Nella stessa zona, prima dell’uccisione di Silvio Mirarchi, si era verificato un altre grave episodio: era stato rinvenuto il corpo bruciato di un uomo. Probabilmente un rumeno, ferito in quella zona durante una sparatoria.
Modi e modalità di questi episodi richiamano alla mente la violenza dei cartelli colombiani. Sono diversi i luoghi in cui spara ma, alla base, le similitudini sono molte. Esistono piantagioni di droga che sono da sorvegliare. Se ne deve impedire il furto, la scoperta, si deve proteggere il futuro arricchimento. Si abbandonano le coltivazioni poco redditizie di grano, orzo, vegetali, per introdurre nelle serre o tra altre coltivazioni quanto, con qualche rischio legale, è immediatamente produttivo di soldi. La monetizzazione delle coscienze. Sparisce la puzza dell’illegalità con un ventaglio da banconote da 500 euro.
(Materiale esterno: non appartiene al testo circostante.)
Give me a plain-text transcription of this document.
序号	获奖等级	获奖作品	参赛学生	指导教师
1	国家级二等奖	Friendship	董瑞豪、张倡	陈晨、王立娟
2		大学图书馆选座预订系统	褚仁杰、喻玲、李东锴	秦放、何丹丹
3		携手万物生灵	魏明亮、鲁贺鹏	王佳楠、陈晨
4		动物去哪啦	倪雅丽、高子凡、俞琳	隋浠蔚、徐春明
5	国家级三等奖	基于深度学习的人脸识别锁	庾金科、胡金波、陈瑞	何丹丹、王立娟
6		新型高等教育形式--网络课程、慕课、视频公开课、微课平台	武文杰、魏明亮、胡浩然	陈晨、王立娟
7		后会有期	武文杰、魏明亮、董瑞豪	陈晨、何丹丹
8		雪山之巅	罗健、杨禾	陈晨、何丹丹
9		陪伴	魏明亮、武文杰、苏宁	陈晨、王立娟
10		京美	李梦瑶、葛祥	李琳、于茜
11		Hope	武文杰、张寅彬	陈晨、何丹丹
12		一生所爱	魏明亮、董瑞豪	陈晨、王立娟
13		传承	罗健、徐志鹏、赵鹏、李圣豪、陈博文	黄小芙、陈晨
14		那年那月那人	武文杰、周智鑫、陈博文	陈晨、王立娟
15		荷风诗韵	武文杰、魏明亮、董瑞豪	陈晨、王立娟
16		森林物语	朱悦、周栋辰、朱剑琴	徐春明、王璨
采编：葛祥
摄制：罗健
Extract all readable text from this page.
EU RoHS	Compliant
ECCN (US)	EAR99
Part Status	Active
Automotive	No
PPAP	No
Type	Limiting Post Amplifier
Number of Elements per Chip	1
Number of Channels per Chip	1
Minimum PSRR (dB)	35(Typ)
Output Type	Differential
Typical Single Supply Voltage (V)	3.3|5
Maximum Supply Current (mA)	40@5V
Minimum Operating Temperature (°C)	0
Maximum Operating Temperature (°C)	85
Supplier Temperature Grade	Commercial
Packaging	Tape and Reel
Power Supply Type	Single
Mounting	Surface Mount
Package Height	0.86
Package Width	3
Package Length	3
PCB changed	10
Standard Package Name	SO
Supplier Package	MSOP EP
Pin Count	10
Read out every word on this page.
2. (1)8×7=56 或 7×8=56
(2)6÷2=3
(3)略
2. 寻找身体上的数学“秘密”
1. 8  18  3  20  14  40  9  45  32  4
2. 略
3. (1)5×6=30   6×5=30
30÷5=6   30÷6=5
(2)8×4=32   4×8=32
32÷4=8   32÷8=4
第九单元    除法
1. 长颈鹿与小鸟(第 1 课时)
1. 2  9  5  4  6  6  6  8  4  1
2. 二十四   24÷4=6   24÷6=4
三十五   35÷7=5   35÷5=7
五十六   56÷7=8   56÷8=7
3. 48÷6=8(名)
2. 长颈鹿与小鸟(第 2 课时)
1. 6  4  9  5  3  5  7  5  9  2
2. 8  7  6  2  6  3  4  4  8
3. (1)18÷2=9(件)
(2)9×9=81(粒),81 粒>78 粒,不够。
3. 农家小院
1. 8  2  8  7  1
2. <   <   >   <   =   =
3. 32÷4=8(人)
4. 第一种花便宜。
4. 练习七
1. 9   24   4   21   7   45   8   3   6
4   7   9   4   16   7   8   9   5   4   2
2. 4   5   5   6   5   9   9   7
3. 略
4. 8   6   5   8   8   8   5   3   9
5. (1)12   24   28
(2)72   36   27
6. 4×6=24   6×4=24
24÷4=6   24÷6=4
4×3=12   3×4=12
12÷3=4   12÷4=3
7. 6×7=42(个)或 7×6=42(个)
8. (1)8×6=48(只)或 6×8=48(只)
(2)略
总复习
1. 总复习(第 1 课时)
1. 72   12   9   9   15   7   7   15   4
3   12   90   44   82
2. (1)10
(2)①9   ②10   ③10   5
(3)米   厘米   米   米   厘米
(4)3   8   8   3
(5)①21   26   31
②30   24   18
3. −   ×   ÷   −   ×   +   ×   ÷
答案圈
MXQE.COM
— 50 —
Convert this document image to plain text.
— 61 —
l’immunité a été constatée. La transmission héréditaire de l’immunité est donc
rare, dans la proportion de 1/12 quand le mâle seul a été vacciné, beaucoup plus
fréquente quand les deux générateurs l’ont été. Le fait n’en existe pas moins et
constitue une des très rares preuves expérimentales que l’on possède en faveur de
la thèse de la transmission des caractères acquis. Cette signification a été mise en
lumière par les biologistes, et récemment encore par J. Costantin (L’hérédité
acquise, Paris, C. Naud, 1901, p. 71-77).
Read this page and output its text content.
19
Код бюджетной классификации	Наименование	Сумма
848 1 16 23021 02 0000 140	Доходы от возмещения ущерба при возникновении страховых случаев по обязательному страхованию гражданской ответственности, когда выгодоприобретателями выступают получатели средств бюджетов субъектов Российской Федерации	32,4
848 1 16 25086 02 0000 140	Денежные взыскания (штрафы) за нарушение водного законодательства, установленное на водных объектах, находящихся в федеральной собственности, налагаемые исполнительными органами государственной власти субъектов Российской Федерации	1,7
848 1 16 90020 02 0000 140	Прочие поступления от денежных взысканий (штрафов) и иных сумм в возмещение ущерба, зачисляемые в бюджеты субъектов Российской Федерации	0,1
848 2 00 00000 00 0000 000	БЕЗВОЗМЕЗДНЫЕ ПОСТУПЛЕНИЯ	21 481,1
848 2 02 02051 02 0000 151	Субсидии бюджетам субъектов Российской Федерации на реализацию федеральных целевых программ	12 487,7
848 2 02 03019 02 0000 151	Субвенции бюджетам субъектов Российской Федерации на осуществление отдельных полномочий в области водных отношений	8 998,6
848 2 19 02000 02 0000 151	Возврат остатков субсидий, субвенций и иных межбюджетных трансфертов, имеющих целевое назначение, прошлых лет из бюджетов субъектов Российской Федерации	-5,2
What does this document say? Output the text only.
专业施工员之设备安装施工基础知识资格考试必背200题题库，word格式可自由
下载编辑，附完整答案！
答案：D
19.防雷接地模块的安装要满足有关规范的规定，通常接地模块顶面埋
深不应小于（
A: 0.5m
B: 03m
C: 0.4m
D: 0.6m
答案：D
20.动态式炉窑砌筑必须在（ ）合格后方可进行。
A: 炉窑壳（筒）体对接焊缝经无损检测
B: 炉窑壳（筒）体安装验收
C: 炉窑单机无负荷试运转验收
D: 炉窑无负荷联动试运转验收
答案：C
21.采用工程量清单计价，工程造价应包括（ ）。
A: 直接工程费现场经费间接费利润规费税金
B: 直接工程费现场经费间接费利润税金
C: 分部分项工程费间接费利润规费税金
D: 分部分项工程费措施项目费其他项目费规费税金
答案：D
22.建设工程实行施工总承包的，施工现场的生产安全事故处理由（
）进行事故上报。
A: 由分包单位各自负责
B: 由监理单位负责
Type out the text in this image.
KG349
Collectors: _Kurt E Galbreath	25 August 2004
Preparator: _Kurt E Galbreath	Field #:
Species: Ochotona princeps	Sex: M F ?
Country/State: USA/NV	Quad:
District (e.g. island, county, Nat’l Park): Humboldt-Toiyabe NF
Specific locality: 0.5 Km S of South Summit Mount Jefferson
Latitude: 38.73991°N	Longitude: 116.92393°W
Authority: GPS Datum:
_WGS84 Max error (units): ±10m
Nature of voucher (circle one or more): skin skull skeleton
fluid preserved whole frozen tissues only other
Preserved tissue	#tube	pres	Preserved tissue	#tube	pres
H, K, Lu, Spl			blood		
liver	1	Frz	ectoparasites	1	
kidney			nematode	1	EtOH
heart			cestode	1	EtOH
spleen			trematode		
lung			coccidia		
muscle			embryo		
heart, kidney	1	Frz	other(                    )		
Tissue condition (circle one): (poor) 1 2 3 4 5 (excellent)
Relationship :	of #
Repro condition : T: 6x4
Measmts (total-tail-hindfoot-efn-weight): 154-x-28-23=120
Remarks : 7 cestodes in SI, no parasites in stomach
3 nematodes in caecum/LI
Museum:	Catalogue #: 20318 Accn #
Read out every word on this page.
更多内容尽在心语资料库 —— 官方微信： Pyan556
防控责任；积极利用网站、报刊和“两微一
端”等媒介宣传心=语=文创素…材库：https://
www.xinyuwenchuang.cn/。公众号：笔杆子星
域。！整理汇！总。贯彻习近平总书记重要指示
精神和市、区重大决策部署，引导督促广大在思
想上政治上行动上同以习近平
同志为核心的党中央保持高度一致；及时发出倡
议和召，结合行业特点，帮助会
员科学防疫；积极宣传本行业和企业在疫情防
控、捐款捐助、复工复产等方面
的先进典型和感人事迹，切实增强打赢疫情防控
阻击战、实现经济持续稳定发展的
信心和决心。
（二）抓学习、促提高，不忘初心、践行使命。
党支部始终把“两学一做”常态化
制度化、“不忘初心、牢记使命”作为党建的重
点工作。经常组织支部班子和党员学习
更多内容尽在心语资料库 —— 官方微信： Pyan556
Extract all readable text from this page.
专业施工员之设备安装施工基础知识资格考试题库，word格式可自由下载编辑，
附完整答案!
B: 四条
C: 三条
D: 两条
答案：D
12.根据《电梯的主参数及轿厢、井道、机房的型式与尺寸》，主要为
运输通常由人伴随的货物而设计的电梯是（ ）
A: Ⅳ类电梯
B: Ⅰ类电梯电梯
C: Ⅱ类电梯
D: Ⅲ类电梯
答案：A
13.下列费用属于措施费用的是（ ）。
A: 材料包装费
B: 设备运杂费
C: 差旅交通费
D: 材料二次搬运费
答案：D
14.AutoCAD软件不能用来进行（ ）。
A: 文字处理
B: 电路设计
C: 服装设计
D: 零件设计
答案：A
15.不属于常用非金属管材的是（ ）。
La Sicilia negli ultimi anni occupa i primi posti per i sequestri aventi ad oggetto coltivazioni di marijuana. Decine di migliaia di chilogrammi coltivati in serra, su terreni fertili, con un clima favorevole. Agricoltori ormai ridotti alla fame che continuano a fare il loro lavoro, cambiando il prodotto, cedendo i loro terreni alla mafia, prestando la propria competenza o la loro semplice sorveglianza armata contro chi si avvicina troppo ai terreni coltivati.
Hashish e marijuana di provenienza siciliana raggiungono, dall’isola, il resto d’Italia. Il fenomeno diffuso in un primo momento nella Sicilia occidentale, si è allargato anche alla parte orientale. Ragusa, Siracusa, Catania non sono indenni dalla produzione. E’ di questi giorni la notizia del sequestro, in una zona compresa tra Siracusa e Catania, di circa 2500 piantine, con una produzione di almeno tre tonnellate di merce di ottima qualità, ricercata sul mercato. Sradicare il fenomeno, se non si restituisce agli agricoltori la possibilità di tornare a vivere del loro lavoro, sarà un futuro difficile impegno.
Sul terreno resta il sangue di chi deve investigare per combattere. A fine maggio Silvio Mirarchi, carabiniere, non è rientrato a casa.